Le corps du vieil homme bedonnant s'écroula à nos pieds dans un fracas épouvantable. Mon propre corps chancela soudainement et tout me sembla devenir flou autour de moi...
Selina sentit l'emprise des gardes faiblir momentanément, à l'instant où le Roi chancelait pour s'effondrer à terre, raide mort. Elle saisit sa chance et se libéra vivement. Avant qu'ils ne pussent réagir, elle frappa brutalement l'un des deux soldats à l'abdomen, lui coupant ainsi provisoirement le souffle. Tout en poussant un cri de douleur face à la rigidité de l'armure du garde qu'elle venait de percuter, elle saisit les cinq fléchettes accrochées à la ceinture de la sentinelle trop choquée pour l'en empêcher. Elle se retourna vivement vers l'autre soldat, qui venait de reprendre ses esprits, et se hissa sur la pointe des pieds pour planter l'une des fléchettes dans son cou.
Elle s'écarta vivement du soldat qui retombait en arrière pour pivoter vers son premier opposant ; il était revenu à lui et Selina vit un poing foncer vers son visage. Elle s'accroupit vivement pour éviter le coup et, profitant de sa taille d'enfant, elle se glissa entre les jambes du soldat. Elle se releva d'un bond avant de sauter dans le dos de l'homme en armure pour planter une autre flèche dans son cou. Un sang chaud se mit à couler le long de ses doigts alors que le garde tombait en avant. Selina grimaça de dégoût et s'essuya prestement sa main sur sa tunique.

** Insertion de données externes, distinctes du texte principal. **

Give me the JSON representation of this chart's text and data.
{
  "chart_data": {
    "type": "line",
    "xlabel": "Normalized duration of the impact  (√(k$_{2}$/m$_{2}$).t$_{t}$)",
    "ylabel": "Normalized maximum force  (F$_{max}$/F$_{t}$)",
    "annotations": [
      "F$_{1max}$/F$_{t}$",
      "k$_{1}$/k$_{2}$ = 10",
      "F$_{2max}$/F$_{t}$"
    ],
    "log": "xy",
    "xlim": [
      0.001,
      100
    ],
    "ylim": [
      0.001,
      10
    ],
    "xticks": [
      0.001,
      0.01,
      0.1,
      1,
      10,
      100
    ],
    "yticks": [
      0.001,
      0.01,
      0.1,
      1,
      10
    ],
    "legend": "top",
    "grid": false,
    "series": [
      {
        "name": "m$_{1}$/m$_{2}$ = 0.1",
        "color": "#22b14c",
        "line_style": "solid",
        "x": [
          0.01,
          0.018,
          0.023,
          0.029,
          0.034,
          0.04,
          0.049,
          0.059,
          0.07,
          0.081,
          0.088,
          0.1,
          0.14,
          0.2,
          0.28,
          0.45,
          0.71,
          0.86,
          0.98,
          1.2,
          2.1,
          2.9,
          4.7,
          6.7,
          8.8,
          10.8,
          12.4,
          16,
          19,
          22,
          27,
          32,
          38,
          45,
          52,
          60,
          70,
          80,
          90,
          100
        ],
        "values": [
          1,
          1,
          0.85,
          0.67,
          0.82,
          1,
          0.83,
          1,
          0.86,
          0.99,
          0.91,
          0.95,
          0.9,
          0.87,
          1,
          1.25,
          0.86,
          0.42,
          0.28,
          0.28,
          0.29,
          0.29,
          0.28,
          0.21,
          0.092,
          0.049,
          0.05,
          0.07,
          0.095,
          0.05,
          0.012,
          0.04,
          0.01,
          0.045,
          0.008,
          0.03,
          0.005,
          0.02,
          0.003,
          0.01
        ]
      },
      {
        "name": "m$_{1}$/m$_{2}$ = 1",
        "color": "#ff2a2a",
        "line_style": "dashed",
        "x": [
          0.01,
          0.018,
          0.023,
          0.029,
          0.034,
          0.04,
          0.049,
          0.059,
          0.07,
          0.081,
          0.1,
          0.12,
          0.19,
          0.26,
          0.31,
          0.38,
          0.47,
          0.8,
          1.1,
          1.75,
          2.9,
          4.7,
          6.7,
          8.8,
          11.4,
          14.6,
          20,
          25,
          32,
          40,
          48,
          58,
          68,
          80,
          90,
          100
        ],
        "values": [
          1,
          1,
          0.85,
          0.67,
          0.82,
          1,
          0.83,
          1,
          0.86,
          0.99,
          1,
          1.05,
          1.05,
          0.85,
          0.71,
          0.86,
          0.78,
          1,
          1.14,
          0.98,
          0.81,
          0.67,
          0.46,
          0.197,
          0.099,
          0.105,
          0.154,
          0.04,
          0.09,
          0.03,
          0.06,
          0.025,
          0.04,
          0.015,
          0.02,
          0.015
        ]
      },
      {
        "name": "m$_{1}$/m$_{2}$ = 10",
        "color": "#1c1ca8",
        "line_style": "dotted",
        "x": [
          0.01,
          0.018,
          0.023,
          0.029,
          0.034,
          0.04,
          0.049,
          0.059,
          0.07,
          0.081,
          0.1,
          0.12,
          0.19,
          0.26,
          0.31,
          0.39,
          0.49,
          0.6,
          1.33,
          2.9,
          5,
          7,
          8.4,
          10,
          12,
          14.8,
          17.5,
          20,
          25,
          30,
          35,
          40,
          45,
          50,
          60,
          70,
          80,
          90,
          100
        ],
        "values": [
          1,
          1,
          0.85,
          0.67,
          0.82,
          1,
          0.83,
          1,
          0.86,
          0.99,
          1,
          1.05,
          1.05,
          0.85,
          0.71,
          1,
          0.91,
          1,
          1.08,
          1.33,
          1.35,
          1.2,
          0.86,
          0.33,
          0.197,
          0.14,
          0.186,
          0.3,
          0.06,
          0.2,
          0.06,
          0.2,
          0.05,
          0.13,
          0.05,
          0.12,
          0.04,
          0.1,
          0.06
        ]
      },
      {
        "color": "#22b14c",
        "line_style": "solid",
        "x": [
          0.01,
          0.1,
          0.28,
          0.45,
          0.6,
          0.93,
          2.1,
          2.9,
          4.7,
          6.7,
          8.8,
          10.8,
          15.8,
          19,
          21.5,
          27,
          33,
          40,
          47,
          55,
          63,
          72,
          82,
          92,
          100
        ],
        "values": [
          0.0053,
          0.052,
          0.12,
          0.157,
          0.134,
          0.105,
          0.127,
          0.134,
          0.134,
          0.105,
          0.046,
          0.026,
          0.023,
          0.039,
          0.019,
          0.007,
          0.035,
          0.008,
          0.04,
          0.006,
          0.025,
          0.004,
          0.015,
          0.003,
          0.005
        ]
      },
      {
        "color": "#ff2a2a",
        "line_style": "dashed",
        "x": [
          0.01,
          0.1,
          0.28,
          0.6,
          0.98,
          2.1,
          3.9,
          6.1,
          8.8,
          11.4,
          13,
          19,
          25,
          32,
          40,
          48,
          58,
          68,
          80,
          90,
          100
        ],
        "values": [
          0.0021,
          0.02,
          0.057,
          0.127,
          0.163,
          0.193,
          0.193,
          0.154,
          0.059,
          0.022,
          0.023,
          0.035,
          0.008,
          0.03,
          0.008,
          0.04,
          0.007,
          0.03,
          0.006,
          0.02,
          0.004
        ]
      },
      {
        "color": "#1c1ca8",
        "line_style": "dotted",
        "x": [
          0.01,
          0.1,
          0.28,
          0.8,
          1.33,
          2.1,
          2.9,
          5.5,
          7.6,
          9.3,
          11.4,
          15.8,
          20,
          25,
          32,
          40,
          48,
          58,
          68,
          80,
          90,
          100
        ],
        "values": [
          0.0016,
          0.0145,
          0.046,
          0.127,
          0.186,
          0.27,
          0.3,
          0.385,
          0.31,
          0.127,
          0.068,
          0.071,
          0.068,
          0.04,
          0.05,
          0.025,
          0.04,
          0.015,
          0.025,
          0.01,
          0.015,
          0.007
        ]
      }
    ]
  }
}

Ainsi libérée de l'emprise de ces deux soldats, elle analysa rapidement la situation. Le Roi était effondré par terre, inerte. Ardalis était toujours aux mains de deux gardes, affaibli et sans force. Se pouvait-il qu'il fût à l'origine du décès soudain du Roi ? Quoi qu'il en fût, Selina devait le libérer de l'emprise des deux gardes, pendant qu'elle en avait encore l'opportunité. Ceux-là n'étaient d'ailleurs pas très réactifs car ils dévisageaient encore le Roi décédé à leurs pieds. Elle n'attendit pas plus longtemps pour lancer avec une précision remarquable deux fléchettes dans leur nuque. Ils s'effondrèrent et Ardalis aussi se mit à chanceler. Selina se précipita vers lui et le ressaisit par les épaules avant sa chute :
— Ça va ?
— Je... marmonna Ardalis, une expression hagarde emplissant ses prunelles gris-vert.
Il fut incapable d'ajouter d'autres mots et Selina sentit son corps devenir de plus en plus lourd.
— Non, ne t'évanouis pas, Ardalis ! s'exclama la jeune fille.
Ardalis rouvrit à peine les yeux et Selina n'hésita pas un instant supplémentaire avant d'employer la méthode forte. Elle prit sa respiration, demanda mentalement pardon à Ardalis pour ce qu'elle s'apprêtait à faire, et elle brandit sa main pour gifler le prince de toutes ses forces.
— Aïe ! s'exclama Ardalis en se redressant brusquement pour s'éloigner de Selina. Mais ça ne va pas la tête ou quoi ?
— Tu allais t'évanouir, justifia succinctement Selina. Il faut que nous sortions d'ici au plus vite avant que d'autres sentinelles ne rappliquent.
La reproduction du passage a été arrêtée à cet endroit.